Die AfD erlitt Verluste von knapp vier Prozentpunkten und landete bei 8,1 Prozent. Die FDP errang 6,6 Prozent. Die Linke konnte sich mit 4,1 Prozent gegenüber der Kommunalwahl 2016 um 0,6 Prozentpunkte verbessern und war vor allem in Großstädten erfolgreich. Sie freute sich besonders darüber, dass sie in Kassel und Marburg zweistellige Ergebnisse erringen konnte.

Wählergruppen errangen in der Summe gut fünf Prozent und damit 2,2 Prozentpunkte weniger als 2016. Weil es bei hessischen Kommunalwahlen keine Fünf-Prozent-Hürde gibt, reicht in größeren Städten und Landkreisen oftmals schon weniger als ein Prozent für einen Sitz.

Dass diese Werte aber noch vorläufig sind und Abweichungen im Endergebnis möglich sind, ist dem seit 20 Jahren gültigen komplizierten hessischen Kommunalwahlrecht geschuldet. Demnach können die Wähler nicht nur eine bestimmte Bewerberliste ankreuzen. Sie können einzelnen Bewerbern bis zu drei Stimmen geben (kumulieren), missliebige Bewerber streichen oder auch Kandidaten auf mehreren Listen individuell ankreuzen (panaschieren). Weil aufgrund der Corona-Pandemie deutlich mehr Menschen als in früheren Jahren per Briefwahl abgestimmt haben, dürften viele in der häuslichen Muße auch auf den Geschmack gekommen sein und die flexiblen Möglichkeiten des Wahlrechts intensiv genutzt haben. Das Trendergebnis basiert nur auf der Zahl der Stimmzettel, auf denen lediglich ein Listenkreuz angebracht wurde. Die Auszählung der anderen Stimmzettel dürfte sich in großen Städten und Landkreisen noch mindestens bis Mittwoch hinziehen. Die CDU ist in der Hälfte der 26 Landkreise und kreisfreien Städten stärkste Kraft, die SPD in zehn und die Grünen in den drei erwähnten kreisfreien Städten.

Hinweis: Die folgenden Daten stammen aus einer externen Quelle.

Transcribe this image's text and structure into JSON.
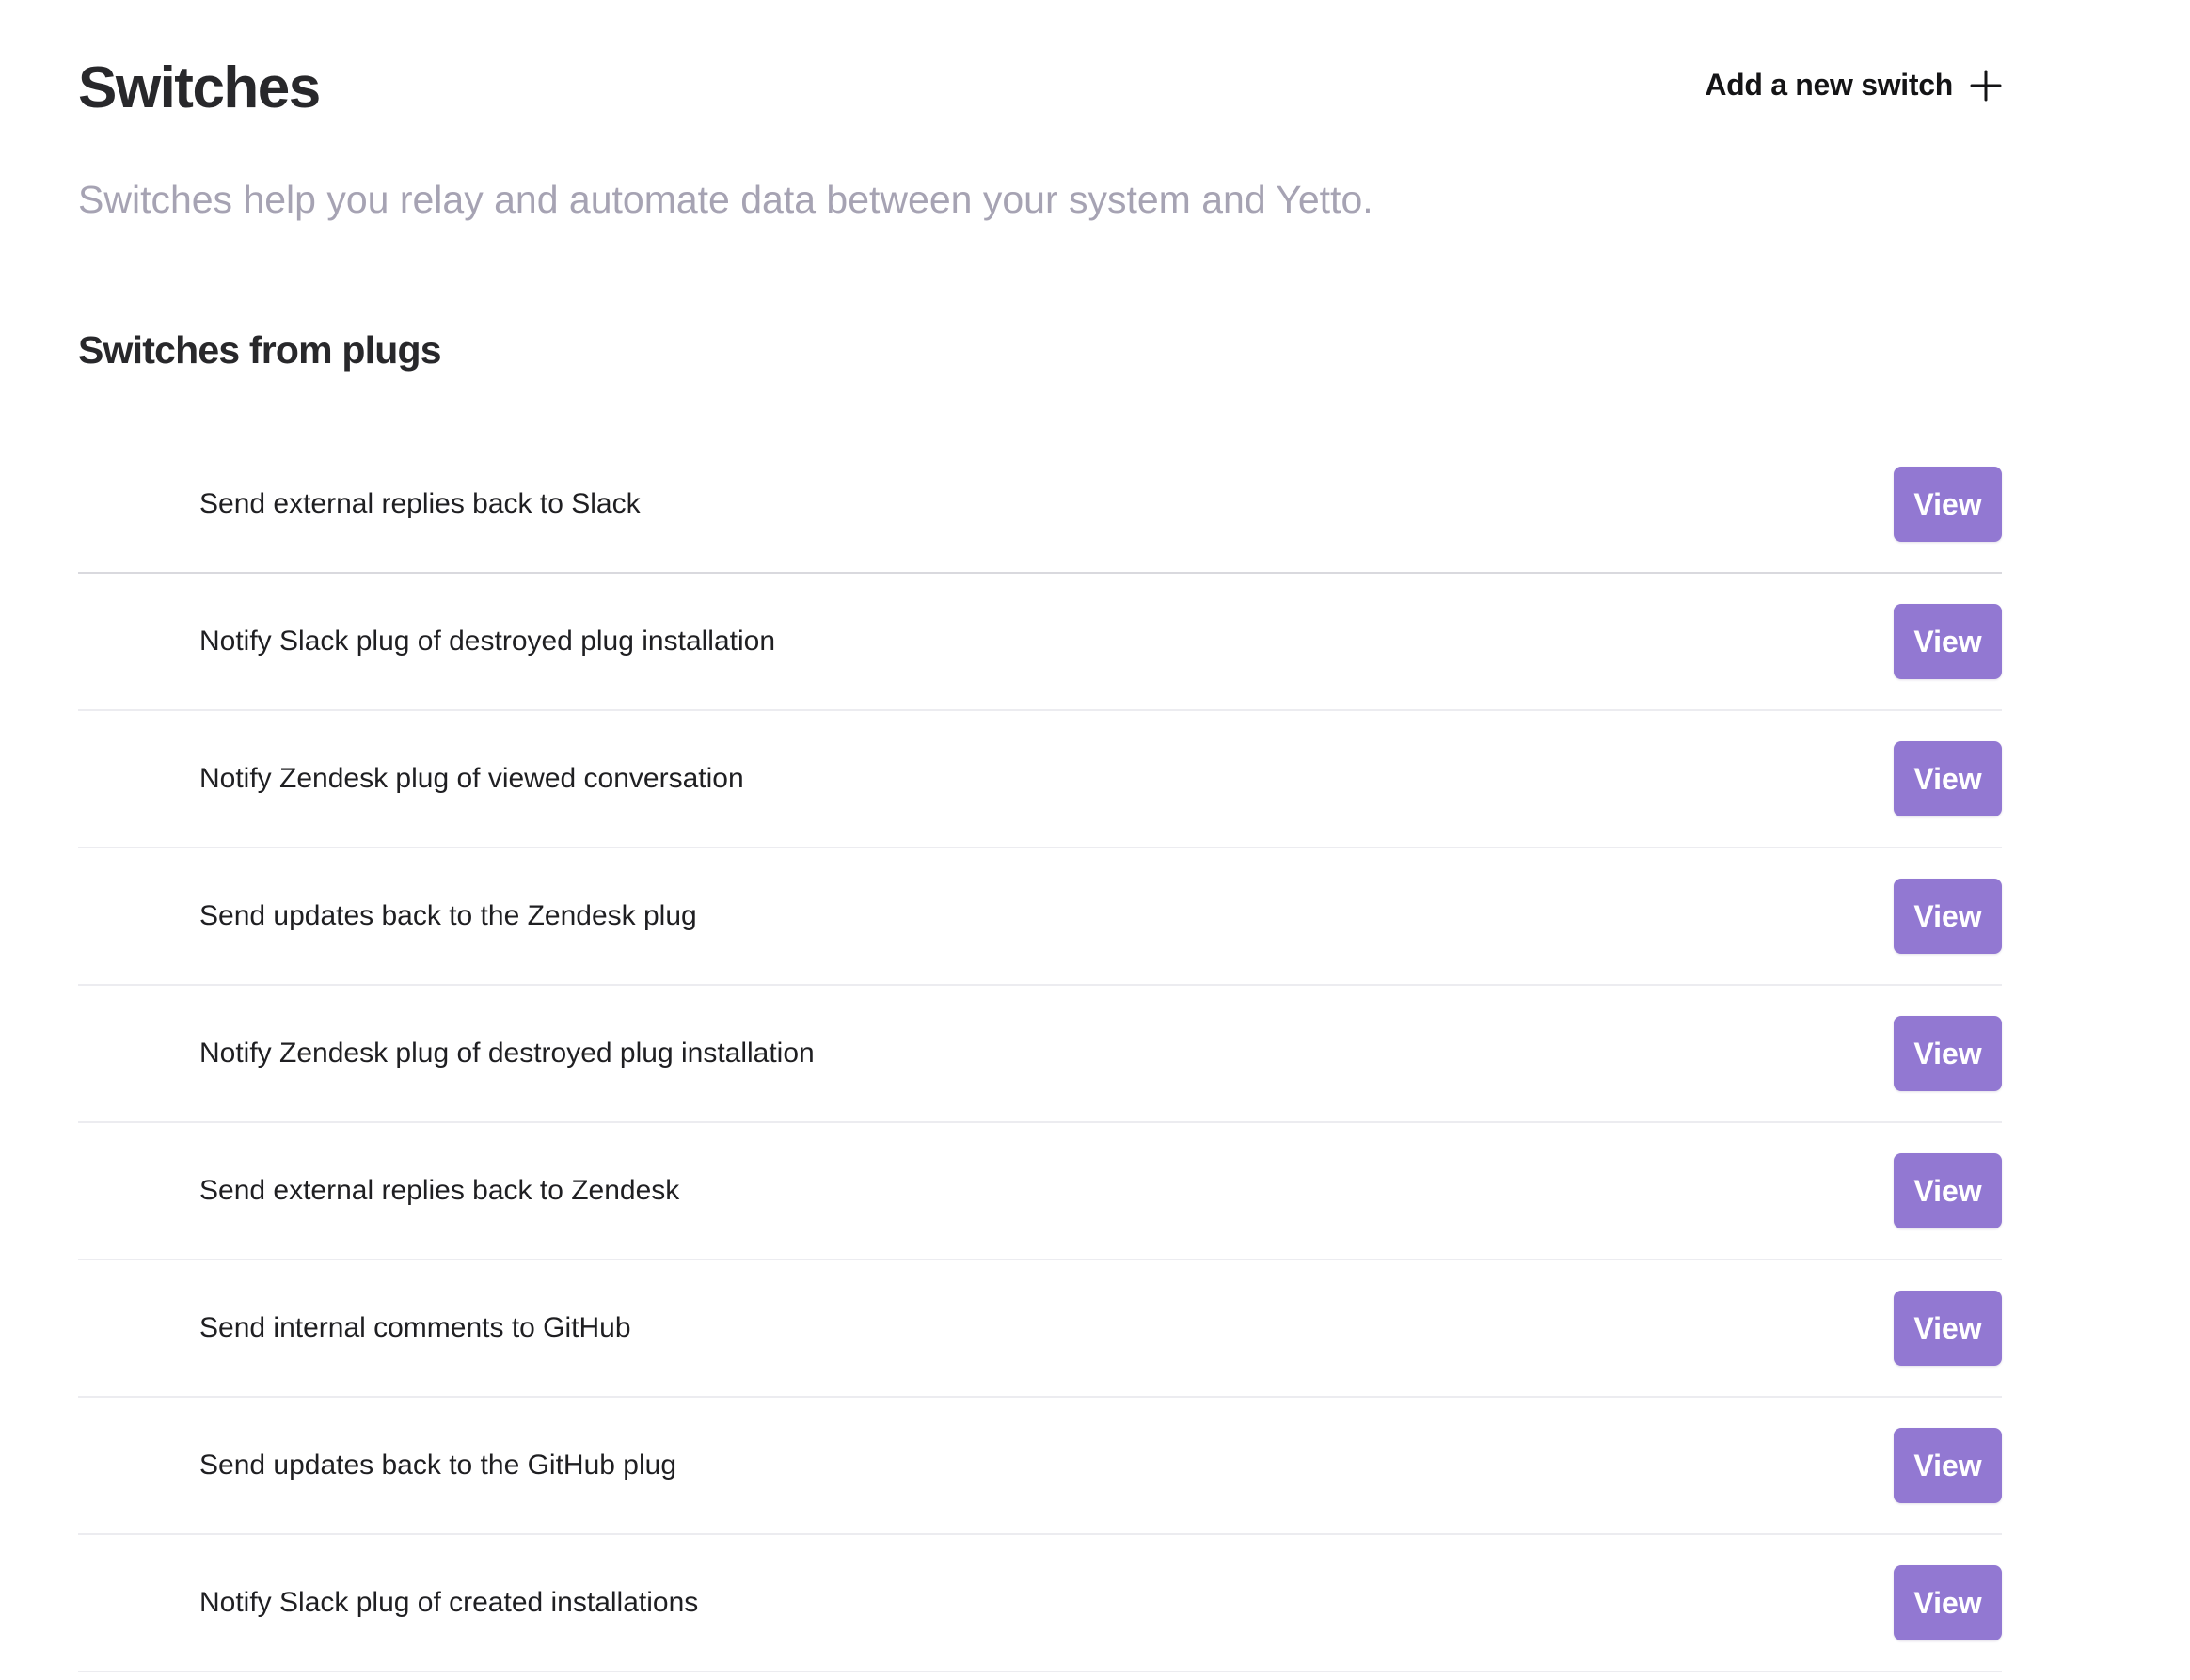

Bei den Kommunalwahlen wurde über die Zusammensetzung von Kreistagen, Stadtverordnetenversammlungen, Gemeindevertretungen, Ortsbeiräten und Ausländerbeiräten abgestimmt. Zeitgleich wurden in etlichen Kommunen auch Landräte, Oberbürgermeister und Bürgermeister direkt gewählt.